I’ve worked through both Drizzle and Prisma with JSONB, and they both end up wanting raw SQL once the queries get real. JSONB containment, partial indexes, and expression indexes are all features ORMs leak through awkwardly. My rule: model the JSONB column as opaque in the type system, and write the few queries that touch it with raw SQL inside a thin repository function. Don’t let the ORM pretend it understands the document shape.

// drizzle: keep jsonb opaque, query with sql template
const expressOrders = await db.execute(sql`
  SELECT id, customer_id, total_cents
  FROM orders
  WHERE metadata @> ${JSON.stringify({ shipping: 'express' })}::jsonb
    AND placed_at > now() - interval '7 days'
`);

You get predicate pushdown, you get the index, you skip the round trips through the ORM’s JSON helpers. I cover this kind of pattern in my database-heavy backend work.

The decision tree I actually use now

Three questions, in order.

Will I query, sort, or join on this field? If yes, it’s a column. JSONB is not where queryable data lives.

Is the shape controlled by my application and stable? If yes, it’s still a column or a side table, not JSONB.

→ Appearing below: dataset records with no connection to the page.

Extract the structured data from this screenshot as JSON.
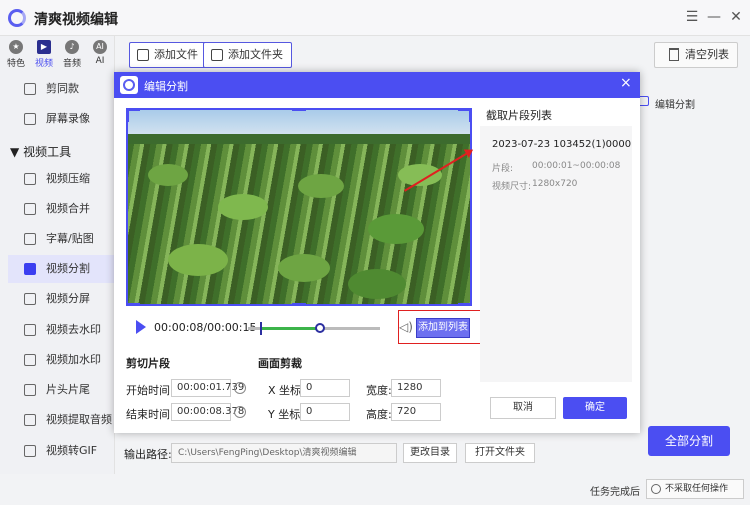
{
  "app": {
    "title": "清爽视频编辑"
  },
  "categories": [
    {
      "label": "特色",
      "icon": "star-icon"
    },
    {
      "label": "视频",
      "icon": "video-icon"
    },
    {
      "label": "音频",
      "icon": "music-icon"
    },
    {
      "label": "AI",
      "icon": "ai-icon"
    }
  ],
  "sidebar": {
    "top_items": [
      "剪同款",
      "屏幕录像"
    ],
    "section_label": "视频工具",
    "section_arrow": "▼",
    "tools": [
      "视频压缩",
      "视频合并",
      "字幕/贴图",
      "视频分割",
      "视频分屏",
      "视频去水印",
      "视频加水印",
      "片头片尾",
      "视频提取音频",
      "视频转GIF"
    ],
    "active_tool": "视频分割"
  },
  "toolbar": {
    "add_file": "添加文件",
    "add_folder": "添加文件夹",
    "clear_list": "清空列表"
  },
  "right_panel": {
    "label": "编辑分割"
  },
  "output": {
    "label": "输出路径:",
    "path": "C:\\Users\\FengPing\\Desktop\\清爽视频编辑",
    "change_dir": "更改目录",
    "open_folder": "打开文件夹"
  },
  "all_split": "全部分割",
  "status": {
    "on_complete_label": "任务完成后",
    "on_complete_value": "不采取任何操作"
  },
  "dialog": {
    "title": "编辑分割",
    "close": "×",
    "player": {
      "time": "00:00:08/00:00:15",
      "progress": 0.53
    },
    "add_to_list": "添加到列表",
    "clip_section": {
      "title": "剪切片段",
      "start_label": "开始时间:",
      "start_value": "00:00:01.739",
      "end_label": "结束时间:",
      "end_value": "00:00:08.378"
    },
    "crop_section": {
      "title": "画面剪裁",
      "x_label": "X 坐标:",
      "x_value": "0",
      "y_label": "Y 坐标:",
      "y_value": "0",
      "w_label": "宽度:",
      "w_value": "1280",
      "h_label": "高度:",
      "h_value": "720"
    },
    "list": {
      "title": "截取片段列表",
      "item": {
        "name": "2023-07-23 103452(1)0000.",
        "segment_label": "片段:",
        "segment_value": "00:00:01~00:00:08",
        "size_label": "视频尺寸:",
        "size_value": "1280x720"
      }
    },
    "cancel": "取消",
    "confirm": "确定"
  }
}
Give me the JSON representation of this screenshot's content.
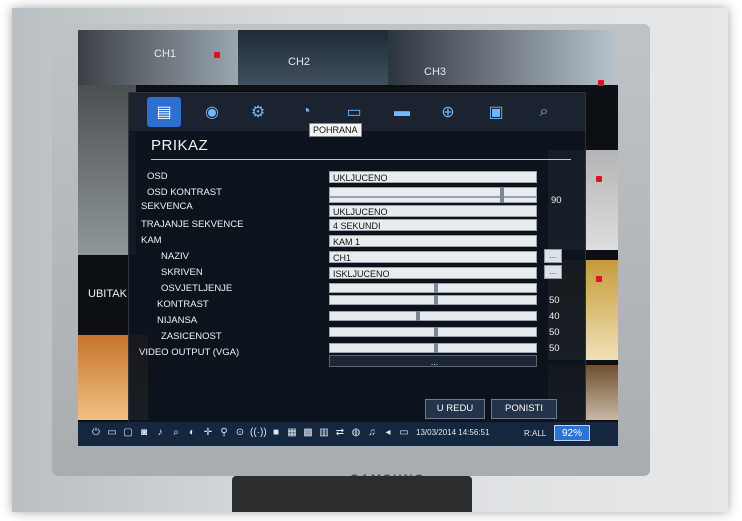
{
  "monitor": {
    "brand": "SAMSUNG"
  },
  "screen": {
    "channels": [
      "CH1",
      "CH2",
      "CH3"
    ],
    "side_label": "UBITAK"
  },
  "menu": {
    "title": "PRIKAZ",
    "tooltip": "POHRANA",
    "tabs": [
      {
        "icon": "display-icon"
      },
      {
        "icon": "disc-icon"
      },
      {
        "icon": "gear-icon"
      },
      {
        "icon": "storage-icon"
      },
      {
        "icon": "network-icon"
      },
      {
        "icon": "chat-icon"
      },
      {
        "icon": "globe-icon"
      },
      {
        "icon": "device-icon"
      },
      {
        "icon": "search-icon"
      }
    ],
    "rows": {
      "osd": {
        "label": "OSD",
        "value": "UKLJUCENO"
      },
      "osd_kontrast": {
        "label": "OSD KONTRAST",
        "value": 90
      },
      "sekvenca": {
        "label": "SEKVENCA",
        "value": "UKLJUCENO"
      },
      "trajanje": {
        "label": "TRAJANJE SEKVENCE",
        "value": "4 SEKUNDI"
      },
      "kam": {
        "label": "KAM",
        "value": "KAM 1"
      },
      "naziv": {
        "label": "NAZIV",
        "value": "CH1",
        "button": "..."
      },
      "skriven": {
        "label": "SKRIVEN",
        "value": "ISKLJUCENO",
        "button": "..."
      },
      "osvjetljenje": {
        "label": "OSVJETLJENJE",
        "value": 50
      },
      "kontrast": {
        "label": "KONTRAST",
        "value": 50
      },
      "nijansa": {
        "label": "NIJANSA",
        "value": 40
      },
      "zasicenost": {
        "label": "ZASICENOST",
        "value": 50
      },
      "video_output": {
        "label": "VIDEO OUTPUT (VGA)",
        "value": "..."
      }
    },
    "ok_label": "U REDU",
    "cancel_label": "PONISTI"
  },
  "taskbar": {
    "datetime": "13/03/2014 14:56:51",
    "r_all": "R:ALL",
    "zoom": "92%"
  },
  "colors": {
    "accent": "#2f6fd0",
    "panel": "#0e141e",
    "taskbar": "#15263f"
  }
}
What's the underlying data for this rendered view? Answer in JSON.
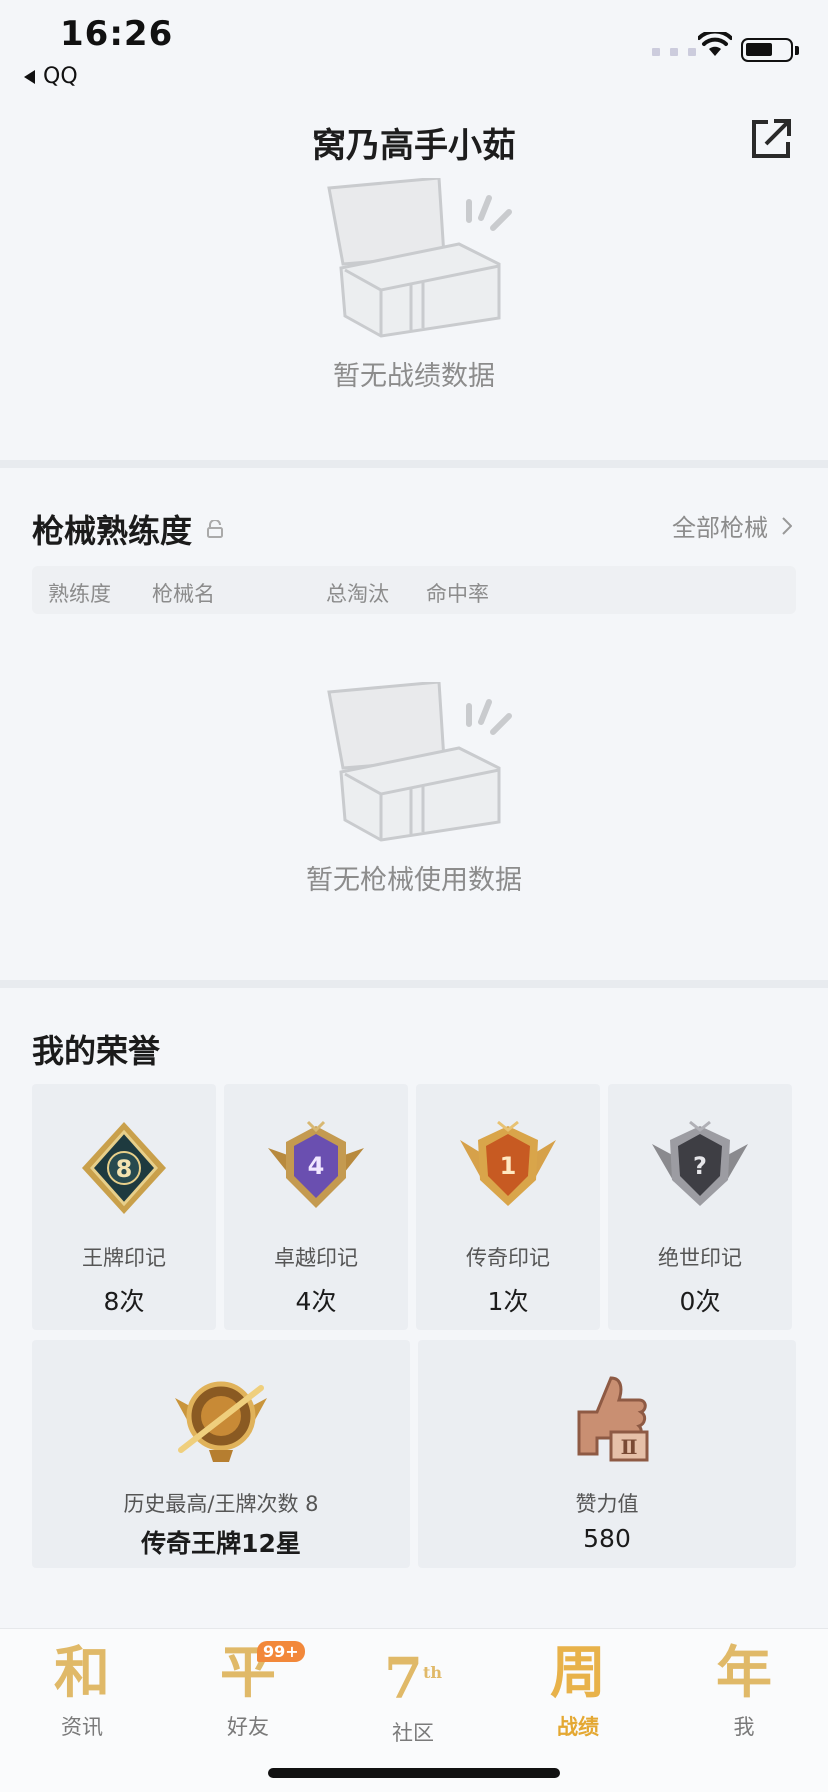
{
  "status_bar": {
    "time": "16:26",
    "back_app": "QQ"
  },
  "header": {
    "title": "窝乃高手小茹"
  },
  "record_empty": {
    "message": "暂无战绩数据"
  },
  "gun_section": {
    "title": "枪械熟练度",
    "all_link": "全部枪械",
    "columns": [
      "熟练度",
      "枪械名",
      "总淘汰",
      "命中率"
    ],
    "empty_message": "暂无枪械使用数据"
  },
  "honor_section": {
    "title": "我的荣誉",
    "badges": [
      {
        "name": "王牌印记",
        "count": "8次",
        "icon": "ace-mark-badge-icon",
        "mark": "8"
      },
      {
        "name": "卓越印记",
        "count": "4次",
        "icon": "excellence-mark-badge-icon",
        "mark": "4"
      },
      {
        "name": "传奇印记",
        "count": "1次",
        "icon": "legend-mark-badge-icon",
        "mark": "1"
      },
      {
        "name": "绝世印记",
        "count": "0次",
        "icon": "peerless-mark-badge-icon",
        "mark": "?"
      }
    ],
    "history": {
      "label": "历史最高/王牌次数 8",
      "value": "传奇王牌12星",
      "icon": "rank-emblem-icon"
    },
    "likes": {
      "label": "赞力值",
      "value": "580",
      "icon": "thumbs-up-icon",
      "sub": "Ⅱ"
    }
  },
  "tab_bar": {
    "tabs": [
      {
        "glyph": "和",
        "label": "资讯",
        "active": false
      },
      {
        "glyph": "平",
        "label": "好友",
        "active": false,
        "badge": "99+"
      },
      {
        "glyph": "7",
        "label": "社区",
        "active": false,
        "sub": "th"
      },
      {
        "glyph": "周",
        "label": "战绩",
        "active": true
      },
      {
        "glyph": "年",
        "label": "我",
        "active": false
      }
    ]
  },
  "colors": {
    "accent": "#e4a832",
    "badge": "#f2883a",
    "background": "#f4f6f9"
  }
}
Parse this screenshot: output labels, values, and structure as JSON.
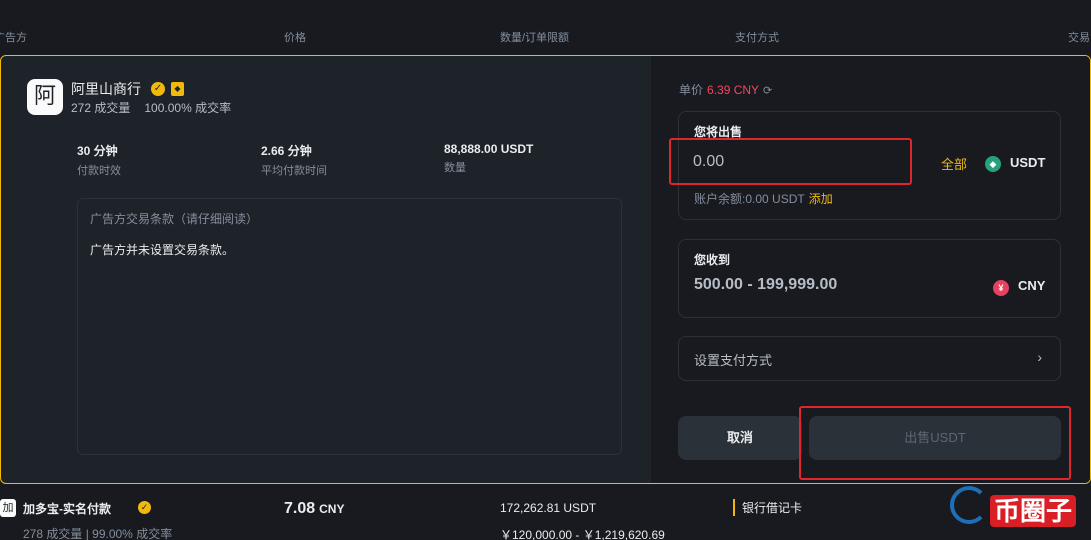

Does the shape come from outside or genuinely vary per row? If yes, JSONB is the right tool. Add the indexes you need and treat the column as opaque to the rest of the schema.

I keep getting better answers when I’m willing to add a column instead of stuffing one more key into JSONB. Schema migrations are cheap. Slow queries are not.

What you can do this week

Open one of your apps with a JSONB column. Run this:

SELECT
  jsonb_object_keys(metadata) AS key,
  count(*) AS rows
FROM orders
GROUP BY key
ORDER BY rows DESC
LIMIT 20;

Any key that shows up in most rows and that you also query against is a column waiting to be pulled out. Promote it. You’ll feel the difference the next time you write a WHERE clause.

After that, look at your slowest query log for any plan that touches JSONB. If the plan does a sequential scan and filters with metadata->>'something' = '...', add an expression index. If the plan filters with @>, add a jsonb_path_ops GIN index. Most of the time you don’t need both. Run EXPLAIN ANALYZE before and after so you can see the win, not just hope for it. None of this is fancy. It’s the boring middle ground between treating JSONB as a magic schema-less escape hatch and refusing to use it at all, which is where I’ve ended up after a few years of getting both extremes wrong.